Le chef du NPD a admis cette semaine ce que nous écrivions récemment, à savoir qu’il ne retirera pas son appui au gouvernement Trudeau tant que l’assurance dentaire qu’on lui a promise ne sera pas en place. Or, ce programme ne devrait être pleinement déployé qu’en 2025.
L’autre excuse avancée par M. Singh est beaucoup moins crédible. Il a soutenu que ce n’était pas le moment d’aller en élection parce que notre système électoral est malmené et qu’il faut d’abord le fortifier. Le chef du NPD s’aventure sur une pente glissante en laissant entendre qu’il n’est plus possible de tenir des scrutins intègres, dans l’état actuel des choses.
Bien sûr qu’il faudra mieux protéger nos processus, en particulier les courses à l’investiture (par lesquelles un parti se choisit un candidat dans une circonscription). Celles-ci sont souvent sujettes à diverses manipulations, pas toujours étrangères d’ailleurs.

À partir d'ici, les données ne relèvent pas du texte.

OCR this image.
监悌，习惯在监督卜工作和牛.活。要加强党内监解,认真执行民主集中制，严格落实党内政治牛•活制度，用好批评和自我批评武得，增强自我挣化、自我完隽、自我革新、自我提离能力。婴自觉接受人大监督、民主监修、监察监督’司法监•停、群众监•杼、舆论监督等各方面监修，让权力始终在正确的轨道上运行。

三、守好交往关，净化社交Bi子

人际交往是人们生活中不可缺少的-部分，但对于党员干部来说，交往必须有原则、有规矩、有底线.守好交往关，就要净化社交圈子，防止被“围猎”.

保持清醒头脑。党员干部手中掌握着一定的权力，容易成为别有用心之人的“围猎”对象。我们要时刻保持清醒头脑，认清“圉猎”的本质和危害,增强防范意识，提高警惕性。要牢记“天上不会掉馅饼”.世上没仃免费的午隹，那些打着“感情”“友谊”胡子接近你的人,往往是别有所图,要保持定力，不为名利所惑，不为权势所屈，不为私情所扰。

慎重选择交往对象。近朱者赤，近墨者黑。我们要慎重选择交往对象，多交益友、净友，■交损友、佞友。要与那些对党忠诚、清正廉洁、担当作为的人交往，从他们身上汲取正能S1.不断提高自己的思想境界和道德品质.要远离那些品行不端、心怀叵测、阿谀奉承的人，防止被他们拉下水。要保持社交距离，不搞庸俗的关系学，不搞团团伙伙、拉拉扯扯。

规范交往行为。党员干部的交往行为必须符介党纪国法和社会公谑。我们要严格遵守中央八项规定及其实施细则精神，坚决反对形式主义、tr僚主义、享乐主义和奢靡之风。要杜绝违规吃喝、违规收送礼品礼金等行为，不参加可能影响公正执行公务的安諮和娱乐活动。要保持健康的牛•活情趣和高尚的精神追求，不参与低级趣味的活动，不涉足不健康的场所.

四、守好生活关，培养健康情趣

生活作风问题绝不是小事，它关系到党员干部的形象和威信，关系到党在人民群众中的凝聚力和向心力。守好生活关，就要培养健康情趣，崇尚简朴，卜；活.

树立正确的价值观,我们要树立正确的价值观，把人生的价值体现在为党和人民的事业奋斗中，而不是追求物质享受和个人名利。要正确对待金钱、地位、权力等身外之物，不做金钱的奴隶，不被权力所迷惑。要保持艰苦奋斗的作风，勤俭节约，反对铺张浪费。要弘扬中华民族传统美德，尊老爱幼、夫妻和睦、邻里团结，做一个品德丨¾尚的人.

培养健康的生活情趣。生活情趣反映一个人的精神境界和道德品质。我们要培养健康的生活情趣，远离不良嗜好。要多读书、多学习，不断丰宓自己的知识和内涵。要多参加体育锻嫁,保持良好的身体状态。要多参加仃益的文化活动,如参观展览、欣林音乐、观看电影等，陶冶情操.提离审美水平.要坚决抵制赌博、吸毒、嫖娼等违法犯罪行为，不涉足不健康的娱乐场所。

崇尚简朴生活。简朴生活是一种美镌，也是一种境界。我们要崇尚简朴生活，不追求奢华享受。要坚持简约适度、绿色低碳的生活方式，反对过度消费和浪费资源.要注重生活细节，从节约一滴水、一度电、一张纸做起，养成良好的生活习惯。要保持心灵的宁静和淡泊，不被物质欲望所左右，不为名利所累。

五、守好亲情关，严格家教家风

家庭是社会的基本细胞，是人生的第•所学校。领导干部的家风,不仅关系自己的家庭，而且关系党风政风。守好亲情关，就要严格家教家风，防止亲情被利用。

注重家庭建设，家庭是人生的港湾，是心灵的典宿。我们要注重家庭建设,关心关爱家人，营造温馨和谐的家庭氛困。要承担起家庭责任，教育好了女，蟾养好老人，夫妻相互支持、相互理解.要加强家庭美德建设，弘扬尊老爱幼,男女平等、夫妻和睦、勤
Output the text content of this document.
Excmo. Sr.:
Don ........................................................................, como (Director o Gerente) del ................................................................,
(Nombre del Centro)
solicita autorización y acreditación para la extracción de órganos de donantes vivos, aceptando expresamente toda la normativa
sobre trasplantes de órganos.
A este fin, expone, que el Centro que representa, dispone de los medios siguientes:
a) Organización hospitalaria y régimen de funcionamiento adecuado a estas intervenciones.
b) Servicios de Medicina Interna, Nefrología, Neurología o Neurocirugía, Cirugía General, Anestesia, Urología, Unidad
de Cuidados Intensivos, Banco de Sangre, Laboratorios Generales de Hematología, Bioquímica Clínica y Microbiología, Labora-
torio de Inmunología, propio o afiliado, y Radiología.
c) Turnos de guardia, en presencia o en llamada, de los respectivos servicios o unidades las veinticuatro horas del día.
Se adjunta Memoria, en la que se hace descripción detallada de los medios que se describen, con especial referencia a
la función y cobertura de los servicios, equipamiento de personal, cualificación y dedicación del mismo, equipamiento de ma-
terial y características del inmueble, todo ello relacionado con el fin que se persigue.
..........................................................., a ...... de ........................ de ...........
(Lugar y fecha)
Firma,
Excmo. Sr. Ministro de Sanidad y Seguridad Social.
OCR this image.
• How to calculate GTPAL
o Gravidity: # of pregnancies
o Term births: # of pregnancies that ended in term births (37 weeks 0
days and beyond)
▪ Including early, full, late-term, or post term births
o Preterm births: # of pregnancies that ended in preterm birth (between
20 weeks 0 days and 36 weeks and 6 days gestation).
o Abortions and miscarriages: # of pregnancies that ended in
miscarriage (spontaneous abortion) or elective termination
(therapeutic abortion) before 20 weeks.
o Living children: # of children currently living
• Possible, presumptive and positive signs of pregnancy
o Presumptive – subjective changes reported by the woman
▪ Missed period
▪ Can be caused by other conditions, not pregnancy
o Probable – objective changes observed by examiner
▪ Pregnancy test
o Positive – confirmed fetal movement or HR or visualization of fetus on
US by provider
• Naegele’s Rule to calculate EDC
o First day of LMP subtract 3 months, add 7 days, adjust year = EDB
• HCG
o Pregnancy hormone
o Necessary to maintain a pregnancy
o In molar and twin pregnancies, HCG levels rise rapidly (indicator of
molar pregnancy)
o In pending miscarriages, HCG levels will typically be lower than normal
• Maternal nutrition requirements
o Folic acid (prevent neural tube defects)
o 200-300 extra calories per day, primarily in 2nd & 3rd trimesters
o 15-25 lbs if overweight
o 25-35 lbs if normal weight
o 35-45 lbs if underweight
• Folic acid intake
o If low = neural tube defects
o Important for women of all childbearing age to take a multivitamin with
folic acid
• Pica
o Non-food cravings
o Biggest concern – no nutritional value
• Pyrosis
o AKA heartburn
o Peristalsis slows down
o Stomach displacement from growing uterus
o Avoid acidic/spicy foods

Mais nos élections demeurent intègres, comme l’ont affirmé le patron du SCRS et les hauts fonctionnaires chargés de surveiller celles de 2019 et 2021. Même Erin O’Toole, l’ancien chef conservateur qui a été visé par cette ingérence, a précisé qu’il ne remettait pas en question le résultat de 2021.
M. O’Toole, ainsi que la députée néodémocrate Jenny Kwan, ont d’ailleurs révélé cette semaine de quelle manière ils avaient été ciblés par la Chine après avoir reçu un breffage à ce sujet du SCRS. Leur sortie publique prouve que Pierre Poilievre et Yves-François Blanchet ont tort de refuser de voir les renseignements secrets sur lesquels s’est appuyé David Johnston pour rejeter la tenue d’une enquête publique. Être dans le secret ne les a pas muselés.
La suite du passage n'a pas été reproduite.